Alors que Pékin renforce son poids diplomatique, les analystes veulent dis-le « remodeler » et même supplanter les institutions mondiales existantes.

Depuis que la Chine a abandonné sa politique zéro COVID à la fin de l’année dernière, Pékin a été impliqué dans une vague d’engagements d’Est en Ouest.

Un sommet à Goa en Inde, des exercices militaires à Singapour et en Afrique du Sud, des visites de la chancelière allemande et du président français ainsi que les propres visites du président chinois Xi Jinping en Russie et en Arabie saoudite ne sont que quelques exemples de la récente diplomatie tourbillonnante de Pékin.

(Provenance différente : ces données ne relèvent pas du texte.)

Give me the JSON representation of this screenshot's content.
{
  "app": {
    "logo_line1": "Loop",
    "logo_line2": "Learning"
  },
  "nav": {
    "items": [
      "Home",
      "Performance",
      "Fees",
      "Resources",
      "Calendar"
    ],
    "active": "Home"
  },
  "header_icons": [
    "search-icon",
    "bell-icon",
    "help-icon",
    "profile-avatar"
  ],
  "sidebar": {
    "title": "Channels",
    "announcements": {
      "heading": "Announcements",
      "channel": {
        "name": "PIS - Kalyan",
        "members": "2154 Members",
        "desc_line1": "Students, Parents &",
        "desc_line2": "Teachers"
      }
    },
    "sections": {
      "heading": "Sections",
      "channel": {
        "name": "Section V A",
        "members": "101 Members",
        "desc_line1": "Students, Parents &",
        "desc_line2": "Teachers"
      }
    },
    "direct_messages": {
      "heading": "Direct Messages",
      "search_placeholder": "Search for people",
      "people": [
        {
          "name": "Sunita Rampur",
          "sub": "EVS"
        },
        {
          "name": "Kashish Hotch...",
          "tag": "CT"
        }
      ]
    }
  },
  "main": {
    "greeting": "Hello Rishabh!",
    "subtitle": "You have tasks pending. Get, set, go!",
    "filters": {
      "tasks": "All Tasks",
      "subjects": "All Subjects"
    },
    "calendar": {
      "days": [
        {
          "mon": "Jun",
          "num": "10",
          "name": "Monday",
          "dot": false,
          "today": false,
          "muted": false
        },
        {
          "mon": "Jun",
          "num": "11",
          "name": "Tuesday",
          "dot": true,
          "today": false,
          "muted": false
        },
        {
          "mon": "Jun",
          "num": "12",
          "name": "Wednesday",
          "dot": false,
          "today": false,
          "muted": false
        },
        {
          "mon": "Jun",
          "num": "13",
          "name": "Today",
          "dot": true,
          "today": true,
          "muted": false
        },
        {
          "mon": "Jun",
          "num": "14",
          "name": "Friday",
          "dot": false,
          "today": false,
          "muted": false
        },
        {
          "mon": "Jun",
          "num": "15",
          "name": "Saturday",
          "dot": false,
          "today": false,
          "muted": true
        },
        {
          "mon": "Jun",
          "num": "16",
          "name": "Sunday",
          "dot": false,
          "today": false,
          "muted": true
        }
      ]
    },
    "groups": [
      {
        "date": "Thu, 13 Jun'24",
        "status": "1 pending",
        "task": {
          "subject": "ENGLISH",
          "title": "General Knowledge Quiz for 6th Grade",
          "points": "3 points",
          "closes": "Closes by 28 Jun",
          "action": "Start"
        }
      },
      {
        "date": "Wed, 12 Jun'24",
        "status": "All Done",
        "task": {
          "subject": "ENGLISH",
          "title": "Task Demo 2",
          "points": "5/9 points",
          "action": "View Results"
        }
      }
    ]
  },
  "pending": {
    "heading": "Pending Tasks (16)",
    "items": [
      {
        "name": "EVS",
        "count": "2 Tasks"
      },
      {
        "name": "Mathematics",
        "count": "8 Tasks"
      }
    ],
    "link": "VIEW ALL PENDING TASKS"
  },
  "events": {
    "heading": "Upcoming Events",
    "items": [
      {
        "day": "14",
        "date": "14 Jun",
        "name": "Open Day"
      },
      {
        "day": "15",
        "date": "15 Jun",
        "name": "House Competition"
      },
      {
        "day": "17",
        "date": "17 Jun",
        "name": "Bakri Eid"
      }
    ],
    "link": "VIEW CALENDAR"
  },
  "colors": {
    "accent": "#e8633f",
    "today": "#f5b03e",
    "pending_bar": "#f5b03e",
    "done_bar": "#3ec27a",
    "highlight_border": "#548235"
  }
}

Et tandis que les dirigeants occidentaux ont parlé de découpler ou de réduire les risques des liens économiques avec la Chine, le pays reste profondément intégré à l’économie mondiale et est le plus grand partenaire commercial de plus de 120 pays.

Il est loin le temps où la Chine était un solitaire isolé ou où le gouvernement chinois semblait se contenter d’observer tranquillement les affaires mondiales depuis la ligne de touche. Maintenant, Pékin vise le statut diplomatique qui correspond à sa position de deuxième économie mondiale.

Dans un discours prononcé lors d’une conférence des Nations Unies organisée pour marquer le 50e anniversaire de l’adhésion de la République populaire de Chine à l’ONU, M. Xi a évoqué l’ascension diplomatique de la Chine et a évoqué l’engagement de Beijing en faveur d’un ordre mondial défini par la recherche de la paix, de la démocratie et des droits de l’homme, ainsi que par le rejet de l’unilatéralisme, de l’ingérence étrangère et de la politique de puissance.

À la mi-mars, lors d’une soi-disant réunion de dialogue entre les partis politiques mondiaux à Beijing, Xi a renforcé son engagement envers les mêmes principes.

Dans son discours liminaire, M. Xi a présenté l’Initiative mondiale pour les civilisations (GCI) comme un moyen de formaliser ces principes dans le but supplémentaire d’encourager les pays à « exploiter pleinement la pertinence de leurs histoires et de leurs cultures » et à « apprécier les perceptions des valeurs par différentes civilisations et à s’abstenir d’imposer leurs propres valeurs ou modèles aux autres ».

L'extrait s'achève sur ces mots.